Unless Barr is a bigger and more audacious liar than I believe he is, Barr told us that Mueller did not recommend that Trump be charged with either of those crimes. And, to his credit, Barr did tell us that Mueller did not believe the evidence was sufficient to” exonerate” Trump, on the obstruction piece. That’s tantalizing, and we still don’t know what “no-charge-but-no-exoneration” means. We could guess, but why guess? We should find out, eventually, what Mueller meant by not-indicted-but-not-exonerated.

Barr specified that while Mueller did not exonerate Trump on obstruction, he, Barr, did exonerate him. We also learned that this Mueller-does-not-exonerate-but-Barr-does bit bordered on meaningless, because Barr has previously taken the (ahem) unusual position that it is impossible for a president to commit obstruction of justice because the president is the ultimate boss of the Department of Justice (and, I guess, according to Barr’s unusual view, you can’t criminally obstruct yourself).

In his own adorable way, the current occupant of the Oval went way overboard, ignoring the very important caveat on obstruction – that even Barr said that Mueller did not exonerate Trump on the question of obstruction – by tweeting and shouting from the rooftop, along with far too many of his surrogates, that the report (which we haven’t seen yet) constituted “total and complete exoneration” and that the entire investigation (despite producing many indictments and guilty pleas from Trump-associated persons and even more Russians — was, you guessed it, a total witch hunt. What the heck is wrong with that guy?

Last week, we learned (secondhand, through unattributed leaks) that members of Mueller’s team were unhappy with the Barr summary, which they reportedly felt understated some of the troubling findings in the full report and perhaps gave Trump a clearer slate than the public might think if they saw the full report.

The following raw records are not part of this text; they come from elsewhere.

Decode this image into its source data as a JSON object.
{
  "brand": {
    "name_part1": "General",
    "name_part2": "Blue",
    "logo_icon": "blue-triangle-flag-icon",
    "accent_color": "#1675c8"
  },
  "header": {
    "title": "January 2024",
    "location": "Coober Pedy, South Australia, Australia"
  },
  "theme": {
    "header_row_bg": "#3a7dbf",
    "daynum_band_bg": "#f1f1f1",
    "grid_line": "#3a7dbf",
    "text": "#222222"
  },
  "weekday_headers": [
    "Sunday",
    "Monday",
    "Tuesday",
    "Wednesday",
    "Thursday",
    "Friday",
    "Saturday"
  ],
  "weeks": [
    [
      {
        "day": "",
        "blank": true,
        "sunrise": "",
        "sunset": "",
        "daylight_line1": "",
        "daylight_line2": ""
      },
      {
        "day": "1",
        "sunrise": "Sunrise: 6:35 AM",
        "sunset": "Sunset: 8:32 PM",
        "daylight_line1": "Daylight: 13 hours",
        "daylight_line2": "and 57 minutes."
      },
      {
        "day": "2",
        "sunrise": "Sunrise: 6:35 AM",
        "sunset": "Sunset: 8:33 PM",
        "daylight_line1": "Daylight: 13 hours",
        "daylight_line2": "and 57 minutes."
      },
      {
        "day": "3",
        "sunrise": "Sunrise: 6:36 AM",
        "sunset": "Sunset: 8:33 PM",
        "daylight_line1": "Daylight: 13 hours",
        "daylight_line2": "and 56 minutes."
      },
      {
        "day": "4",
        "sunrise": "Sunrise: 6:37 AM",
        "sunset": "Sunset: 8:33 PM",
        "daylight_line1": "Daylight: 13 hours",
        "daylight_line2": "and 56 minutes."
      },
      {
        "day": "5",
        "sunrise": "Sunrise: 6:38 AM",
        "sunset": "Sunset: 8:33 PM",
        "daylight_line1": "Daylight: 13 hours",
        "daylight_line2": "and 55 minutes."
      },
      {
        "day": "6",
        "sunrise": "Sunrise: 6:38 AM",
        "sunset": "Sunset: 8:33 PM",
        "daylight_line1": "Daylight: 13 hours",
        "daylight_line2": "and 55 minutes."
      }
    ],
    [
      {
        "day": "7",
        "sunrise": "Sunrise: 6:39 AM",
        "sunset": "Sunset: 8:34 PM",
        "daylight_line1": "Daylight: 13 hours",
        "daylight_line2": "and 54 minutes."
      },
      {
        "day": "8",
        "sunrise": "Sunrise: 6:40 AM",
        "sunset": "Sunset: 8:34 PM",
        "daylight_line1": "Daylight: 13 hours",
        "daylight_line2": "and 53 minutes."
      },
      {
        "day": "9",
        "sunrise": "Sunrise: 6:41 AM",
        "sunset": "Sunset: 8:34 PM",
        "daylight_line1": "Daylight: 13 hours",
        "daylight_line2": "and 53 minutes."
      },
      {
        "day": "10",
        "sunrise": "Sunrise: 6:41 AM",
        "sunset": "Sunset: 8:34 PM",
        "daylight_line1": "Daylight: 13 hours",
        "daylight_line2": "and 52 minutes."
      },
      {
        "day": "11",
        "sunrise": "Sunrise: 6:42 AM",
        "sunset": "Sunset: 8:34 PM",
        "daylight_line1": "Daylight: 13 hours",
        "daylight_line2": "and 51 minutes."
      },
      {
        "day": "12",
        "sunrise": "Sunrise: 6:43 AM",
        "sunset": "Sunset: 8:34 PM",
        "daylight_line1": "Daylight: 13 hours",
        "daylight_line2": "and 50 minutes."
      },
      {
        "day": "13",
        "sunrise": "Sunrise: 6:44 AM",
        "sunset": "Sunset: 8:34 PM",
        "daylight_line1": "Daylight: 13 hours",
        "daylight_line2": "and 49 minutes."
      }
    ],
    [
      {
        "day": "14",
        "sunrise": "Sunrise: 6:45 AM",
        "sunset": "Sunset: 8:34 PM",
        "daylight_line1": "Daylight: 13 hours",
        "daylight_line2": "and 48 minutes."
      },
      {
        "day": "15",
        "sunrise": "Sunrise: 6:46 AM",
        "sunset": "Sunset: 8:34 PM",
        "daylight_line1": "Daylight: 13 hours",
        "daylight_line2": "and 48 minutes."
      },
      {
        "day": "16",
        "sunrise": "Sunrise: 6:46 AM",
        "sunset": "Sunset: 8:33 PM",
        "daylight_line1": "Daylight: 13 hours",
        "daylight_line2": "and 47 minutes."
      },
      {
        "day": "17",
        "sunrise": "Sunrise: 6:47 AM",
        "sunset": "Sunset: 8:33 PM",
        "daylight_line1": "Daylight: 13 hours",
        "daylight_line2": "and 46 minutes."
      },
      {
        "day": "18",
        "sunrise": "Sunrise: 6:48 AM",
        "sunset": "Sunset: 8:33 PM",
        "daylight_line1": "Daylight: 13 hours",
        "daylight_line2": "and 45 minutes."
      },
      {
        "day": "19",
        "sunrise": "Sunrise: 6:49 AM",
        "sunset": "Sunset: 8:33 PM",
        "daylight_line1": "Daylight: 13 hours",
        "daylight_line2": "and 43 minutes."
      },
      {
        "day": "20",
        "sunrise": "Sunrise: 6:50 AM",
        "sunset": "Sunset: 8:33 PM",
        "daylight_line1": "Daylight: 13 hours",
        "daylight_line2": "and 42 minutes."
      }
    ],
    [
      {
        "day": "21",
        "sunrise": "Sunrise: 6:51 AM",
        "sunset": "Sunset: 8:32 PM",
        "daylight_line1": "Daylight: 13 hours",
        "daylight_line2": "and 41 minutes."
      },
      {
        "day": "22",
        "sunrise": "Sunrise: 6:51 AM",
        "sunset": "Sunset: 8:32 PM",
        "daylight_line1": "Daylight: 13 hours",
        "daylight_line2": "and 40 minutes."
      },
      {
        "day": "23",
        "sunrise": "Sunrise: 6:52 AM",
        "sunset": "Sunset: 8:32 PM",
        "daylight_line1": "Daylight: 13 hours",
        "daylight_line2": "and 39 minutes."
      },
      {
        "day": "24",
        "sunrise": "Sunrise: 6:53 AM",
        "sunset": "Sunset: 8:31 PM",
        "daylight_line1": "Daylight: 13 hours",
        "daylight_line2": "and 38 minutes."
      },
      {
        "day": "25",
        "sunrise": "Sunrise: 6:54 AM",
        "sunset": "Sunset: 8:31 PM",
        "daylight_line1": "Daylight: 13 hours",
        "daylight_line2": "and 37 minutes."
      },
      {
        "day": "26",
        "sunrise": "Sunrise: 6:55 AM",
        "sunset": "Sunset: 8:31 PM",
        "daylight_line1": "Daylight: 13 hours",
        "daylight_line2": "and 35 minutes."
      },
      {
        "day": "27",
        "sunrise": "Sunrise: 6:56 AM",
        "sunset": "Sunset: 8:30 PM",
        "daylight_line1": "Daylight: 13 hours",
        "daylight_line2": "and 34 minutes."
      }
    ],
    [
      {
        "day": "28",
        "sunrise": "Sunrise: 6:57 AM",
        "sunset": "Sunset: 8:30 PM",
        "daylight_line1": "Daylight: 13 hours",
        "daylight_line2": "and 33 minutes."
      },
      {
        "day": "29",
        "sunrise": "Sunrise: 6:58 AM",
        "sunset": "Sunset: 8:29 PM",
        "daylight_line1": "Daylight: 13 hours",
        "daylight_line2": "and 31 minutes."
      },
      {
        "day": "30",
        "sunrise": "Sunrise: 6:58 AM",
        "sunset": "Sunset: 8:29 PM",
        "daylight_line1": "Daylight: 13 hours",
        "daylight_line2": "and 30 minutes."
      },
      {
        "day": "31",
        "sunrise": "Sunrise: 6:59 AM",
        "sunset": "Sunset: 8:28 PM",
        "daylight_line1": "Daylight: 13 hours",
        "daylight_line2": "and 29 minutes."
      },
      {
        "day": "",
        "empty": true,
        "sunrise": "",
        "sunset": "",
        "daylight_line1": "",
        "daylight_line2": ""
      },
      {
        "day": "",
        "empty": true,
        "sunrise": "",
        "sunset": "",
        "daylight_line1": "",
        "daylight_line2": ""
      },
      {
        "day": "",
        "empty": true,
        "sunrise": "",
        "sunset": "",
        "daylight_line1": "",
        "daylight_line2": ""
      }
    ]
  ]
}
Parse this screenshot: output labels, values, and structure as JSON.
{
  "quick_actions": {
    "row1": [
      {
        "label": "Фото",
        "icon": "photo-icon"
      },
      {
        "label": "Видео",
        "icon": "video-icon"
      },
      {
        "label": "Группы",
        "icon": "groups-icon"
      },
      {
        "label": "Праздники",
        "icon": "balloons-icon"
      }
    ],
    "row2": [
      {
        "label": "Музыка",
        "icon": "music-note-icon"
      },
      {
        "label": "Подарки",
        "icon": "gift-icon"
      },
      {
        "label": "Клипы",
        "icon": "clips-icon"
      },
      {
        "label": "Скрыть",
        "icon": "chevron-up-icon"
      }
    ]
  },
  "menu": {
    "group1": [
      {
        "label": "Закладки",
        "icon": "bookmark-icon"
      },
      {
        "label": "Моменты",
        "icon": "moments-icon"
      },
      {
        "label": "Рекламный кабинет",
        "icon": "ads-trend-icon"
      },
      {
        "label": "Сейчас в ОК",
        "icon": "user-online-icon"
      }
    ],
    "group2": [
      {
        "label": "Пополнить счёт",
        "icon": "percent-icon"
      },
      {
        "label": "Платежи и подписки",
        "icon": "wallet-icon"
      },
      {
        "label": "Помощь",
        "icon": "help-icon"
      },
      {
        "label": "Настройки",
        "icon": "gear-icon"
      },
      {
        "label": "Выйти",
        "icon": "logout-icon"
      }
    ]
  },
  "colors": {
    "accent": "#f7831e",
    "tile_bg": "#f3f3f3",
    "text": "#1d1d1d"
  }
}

Article continues after advertisement

I realize that most of you know all this. I’m writing mostly just to walk back that one post mentioned above. Trump has not been exonerated. There’s no rush to decide whether there is serious evidence of at least obstruction. And Barr has lost some credibility, at least with me, by various words and actions and by a general reluctance to commit the report with only the fewest and most necessary excisions to the public (and the full report with no excisions at all should be shared with key members of Congress). And it should happen with all deliberate speed. And until it does, anyone who harbors suspicions that there’s some evidence of serious Trumpian improprieties being withheld and watered down and slow-walked is entitled to harbor those suspicions, subject to a rethink when we know more.